A must-read tour de force, Digital Vertigo walks us through history, from the minds of industrial era philosophers and writers to today’s leading Silicon Valley social innovators. Keen explores how the quest to end loneliness (and gather tons of personal data for commercial use) through social will end up savaging conventional human rights. In the process, Keen takes social media luminaries Mark Zuckerberg, the @quixotic Reid Hoffman and others to task.
“We twenty-first century social networkers–especially aspiring super nodes like myself–are becoming addicted to building attention and reputation. But, the truth, the reality of social media is an architecture of human isolation rather than community,” says Keen.
We’re left to update or our reputation perishes. To succeed, we have to talk about the topics everyone else does, otherwise we lose attention. Social media produces groupthink that bludgeons the individuality out of you.
When we step outside the lines of the accepted groupthink in our sector, cultural eddy, or online circle? SMASH! Ostracization. Don’t think so? Try stepping out and doing something your friends think is unconventional or not normal on the social web. Watch the negative comments come in.

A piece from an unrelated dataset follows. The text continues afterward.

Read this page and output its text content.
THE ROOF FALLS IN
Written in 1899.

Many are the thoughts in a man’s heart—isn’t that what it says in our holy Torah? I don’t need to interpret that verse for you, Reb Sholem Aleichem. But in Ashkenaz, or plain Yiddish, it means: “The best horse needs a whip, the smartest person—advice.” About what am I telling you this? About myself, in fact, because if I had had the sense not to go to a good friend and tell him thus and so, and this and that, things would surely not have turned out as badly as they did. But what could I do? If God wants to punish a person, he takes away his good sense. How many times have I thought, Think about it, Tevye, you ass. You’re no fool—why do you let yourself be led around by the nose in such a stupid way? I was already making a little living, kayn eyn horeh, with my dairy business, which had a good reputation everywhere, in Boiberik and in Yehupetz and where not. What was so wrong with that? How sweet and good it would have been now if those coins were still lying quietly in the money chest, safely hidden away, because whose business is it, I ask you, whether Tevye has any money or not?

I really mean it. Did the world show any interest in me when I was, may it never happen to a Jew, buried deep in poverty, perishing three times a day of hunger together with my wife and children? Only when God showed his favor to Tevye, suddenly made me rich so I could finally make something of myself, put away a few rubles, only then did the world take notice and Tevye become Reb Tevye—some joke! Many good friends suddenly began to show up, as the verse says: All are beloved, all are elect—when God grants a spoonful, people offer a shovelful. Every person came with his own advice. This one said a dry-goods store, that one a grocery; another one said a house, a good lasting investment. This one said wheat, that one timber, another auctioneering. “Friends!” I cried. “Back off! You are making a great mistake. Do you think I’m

It takes courage to stand against the tide.
Instead, most will succumb. We’ll be stuck online, playing the game, sacrificing every aspect of our real lives in updates, and fearful to be ourselves lest we get beaten down online. Fake plastic trees everywhere. Most will be so tied to our online identities and how many Likes we’re getting, we will lose perspective on real world cares.
This is our modern Orwellian nightmare. We have lost our way.
“Visibility is a trap,” said 20th century philosopher Michel Foucault (cited in Digital Vertigo). If he only knew.
What do you think? Will social save us from loneliness or will it destroy the very fiber of individuality and privacy society has built?